Activism brings options for displaced seniors
By: Kimbriell KellyNonprofit agencies throughout Chicago are scrambling to come up with programs offering cost-effective options for senior citizens to remain in the city—whether that’s lobbying aldermen to turn vacant property into senior housing or encouraging seniors to take in a roommate to help share the bills and cooking.
The Lawyers’ Committee for Better Housing offers the HomeSharing program as a way for senior citizens to stay in their homes despite the escalating prices of homes and taxes around them. The program, which began in January 2004, isn’t exclusively for seniors, but has been a program of interest as Chicago neighborhoods gentrify.
“It allows individuals a lot of opportunity to save money,” said Lee Stapleton, HomeSharing Coordinator for the Lawyers’ Committee for Better Housing.

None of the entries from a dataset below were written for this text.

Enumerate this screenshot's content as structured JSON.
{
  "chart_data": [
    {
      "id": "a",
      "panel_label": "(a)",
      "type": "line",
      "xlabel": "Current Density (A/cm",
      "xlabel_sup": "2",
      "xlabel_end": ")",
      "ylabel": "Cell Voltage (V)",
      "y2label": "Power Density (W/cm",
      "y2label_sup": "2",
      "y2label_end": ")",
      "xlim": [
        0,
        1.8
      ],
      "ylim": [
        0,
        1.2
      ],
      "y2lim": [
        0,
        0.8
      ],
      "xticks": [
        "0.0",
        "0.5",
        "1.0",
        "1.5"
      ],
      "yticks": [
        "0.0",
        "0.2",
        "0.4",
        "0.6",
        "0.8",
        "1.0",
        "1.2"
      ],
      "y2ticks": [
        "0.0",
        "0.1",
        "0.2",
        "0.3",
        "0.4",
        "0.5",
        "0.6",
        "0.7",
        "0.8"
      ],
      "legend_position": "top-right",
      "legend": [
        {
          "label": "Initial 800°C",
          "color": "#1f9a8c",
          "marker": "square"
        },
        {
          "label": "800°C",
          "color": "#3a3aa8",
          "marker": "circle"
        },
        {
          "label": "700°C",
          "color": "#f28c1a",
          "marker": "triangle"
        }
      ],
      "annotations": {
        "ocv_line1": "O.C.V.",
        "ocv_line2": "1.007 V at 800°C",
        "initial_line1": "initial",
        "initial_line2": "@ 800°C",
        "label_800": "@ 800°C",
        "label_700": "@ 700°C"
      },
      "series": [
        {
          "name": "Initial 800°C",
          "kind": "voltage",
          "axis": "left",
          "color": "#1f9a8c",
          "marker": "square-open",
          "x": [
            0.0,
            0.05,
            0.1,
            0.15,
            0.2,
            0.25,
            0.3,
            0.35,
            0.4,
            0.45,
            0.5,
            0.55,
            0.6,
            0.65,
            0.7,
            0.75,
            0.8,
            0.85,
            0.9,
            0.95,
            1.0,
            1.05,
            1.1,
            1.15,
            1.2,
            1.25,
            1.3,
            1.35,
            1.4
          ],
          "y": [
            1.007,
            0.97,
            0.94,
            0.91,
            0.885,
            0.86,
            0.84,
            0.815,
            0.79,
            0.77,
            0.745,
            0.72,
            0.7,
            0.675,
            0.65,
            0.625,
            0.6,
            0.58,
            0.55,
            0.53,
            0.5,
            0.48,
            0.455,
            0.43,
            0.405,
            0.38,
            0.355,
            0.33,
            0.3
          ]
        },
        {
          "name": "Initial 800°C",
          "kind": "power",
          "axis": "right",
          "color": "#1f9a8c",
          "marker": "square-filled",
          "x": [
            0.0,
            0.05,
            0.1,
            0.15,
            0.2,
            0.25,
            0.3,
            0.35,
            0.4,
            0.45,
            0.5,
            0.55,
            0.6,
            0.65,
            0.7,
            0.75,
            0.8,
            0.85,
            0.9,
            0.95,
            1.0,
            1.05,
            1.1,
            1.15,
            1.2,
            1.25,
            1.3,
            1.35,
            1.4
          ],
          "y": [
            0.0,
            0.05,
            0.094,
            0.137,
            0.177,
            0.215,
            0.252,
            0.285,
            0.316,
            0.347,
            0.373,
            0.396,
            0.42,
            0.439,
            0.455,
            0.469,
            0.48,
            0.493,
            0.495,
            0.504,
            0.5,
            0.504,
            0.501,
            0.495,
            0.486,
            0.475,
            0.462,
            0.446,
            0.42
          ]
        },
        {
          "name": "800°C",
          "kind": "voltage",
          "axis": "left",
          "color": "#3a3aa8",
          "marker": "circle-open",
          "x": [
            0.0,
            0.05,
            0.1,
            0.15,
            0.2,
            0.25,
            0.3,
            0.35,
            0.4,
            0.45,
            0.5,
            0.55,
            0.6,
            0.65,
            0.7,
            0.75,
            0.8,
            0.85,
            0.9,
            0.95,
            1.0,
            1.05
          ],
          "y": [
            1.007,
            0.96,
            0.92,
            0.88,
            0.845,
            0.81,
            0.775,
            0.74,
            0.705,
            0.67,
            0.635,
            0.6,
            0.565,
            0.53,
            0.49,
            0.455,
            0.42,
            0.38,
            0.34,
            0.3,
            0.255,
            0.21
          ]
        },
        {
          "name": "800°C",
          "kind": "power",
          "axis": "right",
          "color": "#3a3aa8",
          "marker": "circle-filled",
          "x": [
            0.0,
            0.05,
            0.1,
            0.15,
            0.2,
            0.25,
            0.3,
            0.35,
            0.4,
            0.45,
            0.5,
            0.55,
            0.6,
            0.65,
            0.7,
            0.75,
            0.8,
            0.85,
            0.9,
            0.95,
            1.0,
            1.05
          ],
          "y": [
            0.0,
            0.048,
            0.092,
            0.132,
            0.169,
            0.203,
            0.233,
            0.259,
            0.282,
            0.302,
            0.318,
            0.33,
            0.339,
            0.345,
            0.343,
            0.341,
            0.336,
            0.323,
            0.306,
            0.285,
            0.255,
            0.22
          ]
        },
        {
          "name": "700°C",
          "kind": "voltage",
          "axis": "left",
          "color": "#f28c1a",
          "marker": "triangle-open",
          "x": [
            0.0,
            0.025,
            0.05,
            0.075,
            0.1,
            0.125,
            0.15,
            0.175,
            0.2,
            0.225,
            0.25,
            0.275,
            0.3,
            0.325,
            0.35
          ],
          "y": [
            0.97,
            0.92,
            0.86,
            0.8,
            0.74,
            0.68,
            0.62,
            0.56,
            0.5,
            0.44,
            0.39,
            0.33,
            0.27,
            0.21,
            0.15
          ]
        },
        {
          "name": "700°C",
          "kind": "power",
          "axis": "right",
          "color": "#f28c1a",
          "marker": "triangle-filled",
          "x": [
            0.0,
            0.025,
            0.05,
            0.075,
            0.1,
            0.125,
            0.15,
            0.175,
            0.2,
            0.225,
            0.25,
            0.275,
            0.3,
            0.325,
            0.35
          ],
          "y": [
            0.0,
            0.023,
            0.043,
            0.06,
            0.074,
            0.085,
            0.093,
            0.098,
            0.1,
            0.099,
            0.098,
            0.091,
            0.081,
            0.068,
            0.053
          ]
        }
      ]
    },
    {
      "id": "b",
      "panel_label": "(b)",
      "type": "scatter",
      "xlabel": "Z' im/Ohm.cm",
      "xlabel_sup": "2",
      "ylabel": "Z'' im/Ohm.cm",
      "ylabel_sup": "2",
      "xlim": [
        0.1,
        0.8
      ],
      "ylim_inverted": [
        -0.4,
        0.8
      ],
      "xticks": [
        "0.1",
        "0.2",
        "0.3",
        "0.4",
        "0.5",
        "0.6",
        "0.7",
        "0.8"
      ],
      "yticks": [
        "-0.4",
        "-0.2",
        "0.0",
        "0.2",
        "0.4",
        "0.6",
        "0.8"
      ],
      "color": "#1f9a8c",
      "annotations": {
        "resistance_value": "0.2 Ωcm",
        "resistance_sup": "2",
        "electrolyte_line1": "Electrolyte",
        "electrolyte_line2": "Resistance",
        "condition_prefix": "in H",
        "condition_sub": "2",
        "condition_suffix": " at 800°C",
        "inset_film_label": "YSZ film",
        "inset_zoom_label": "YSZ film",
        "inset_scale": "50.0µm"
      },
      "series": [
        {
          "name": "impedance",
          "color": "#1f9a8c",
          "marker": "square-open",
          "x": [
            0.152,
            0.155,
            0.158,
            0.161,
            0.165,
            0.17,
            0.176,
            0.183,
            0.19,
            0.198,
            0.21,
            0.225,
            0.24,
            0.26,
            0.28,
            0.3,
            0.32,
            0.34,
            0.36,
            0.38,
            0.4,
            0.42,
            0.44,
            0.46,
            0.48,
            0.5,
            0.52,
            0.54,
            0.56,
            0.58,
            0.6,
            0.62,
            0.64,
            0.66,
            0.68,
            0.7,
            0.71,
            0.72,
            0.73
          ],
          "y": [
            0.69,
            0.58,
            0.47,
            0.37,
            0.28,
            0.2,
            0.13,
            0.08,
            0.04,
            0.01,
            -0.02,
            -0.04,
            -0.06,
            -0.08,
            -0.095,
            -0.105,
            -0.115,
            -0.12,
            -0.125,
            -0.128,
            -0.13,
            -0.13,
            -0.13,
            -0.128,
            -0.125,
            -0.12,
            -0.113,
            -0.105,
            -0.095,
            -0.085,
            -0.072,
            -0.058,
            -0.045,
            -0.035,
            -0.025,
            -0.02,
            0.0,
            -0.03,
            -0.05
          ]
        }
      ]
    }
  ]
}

In some cases, people are seeking a roommate to share in the cost of paying the mortgage or bills. In other cases, the exchange is less about money and more about what service the roommate can provide to the homeowner—such as shoveling snow, driving seniors to appointments, completing minor maintenance repairs around the house or simply offering companionship, Stapleton said.
“It allows individuals the opportunity to stay in the community they were born in,” he said.
The program originally began operating in Hyde Park and later spread to cover Chicago’s South Side, but in September the program began providing HomeSharing opportunities on the city’s West Side. In 2007, the program had more than 90 applications—roughly 80 percent of those were people seeking housing, while the rest were people seeking companionship, Stapleton said.
Leasing agreements aren’t intended to be permanent and are signed only on a month-to-month basis. Some agreements have lasted just a month or two, others have lasted several years, Stapleton said. Not all arrangements work out, he added. That’s why it’s easier to have monthly arrangements that can be altered after 30 or so days.
In the next decade, the demand for the program will likely expand, Stapleton said. “With the low-income, homeless and affordable housing crisis, I envision the program bigger than it is,” he said. “This is an opportunity to help individuals avert homelessness.”
In 1999, a year after her landlord had died, Pat Drennan didn’t know what to do when a developer bought her 13-unit Ravenswood apartment building. Prior to retiring in 1997, she was earning $40,000 as a registered dietician and paying $450 each month in rent for her outdated unit.
Earning just $21,000 annually in pension and social security, Drennan’s rent went up to $700. She wanted to stay in the neighborhood. “It was really getting tough,” Drennan said. “I was thinking ‘I’ve really got to find affordable housing.’“
One summer while exercising at a senior center, she saw an advertisement from the Jane Addams Senior Caucus about affordable senior housing. When she went to see a counselor at the senior center, she was told that the senior housing sponsored by the U.S. Department of Housing and Urban Development would have been filled by February.
Drennan attended a Senior Caucus meeting where a dozen or so seniors were hatching plans to convince 47th Ward Alderman Gene Schulter to develop an affordable housing complex at Irving Park Road and Western Avenue. Desperate, Drennan, a former nun, paid her $10 to join the caucus and agreed to visit churches to get congregants to sign petitions. Working with the caucus, the group collected 2,500 signatures. The building was built—one of three—and Drennan moved in two years ago.
She considers herself fortunate.
Her only other options were to relocate to a cheaper neighborhood or live a “very narrow, a very frugal” life, Drennan said. “Ravenswood was just a good solid working man’s neighborhood. But it just got so gentrified.”
Two of her friends weren’t so fortunate. They were evicted from their apartment when the building went condo and ended up in a complex where they say open-air drug deals take place in the hallways.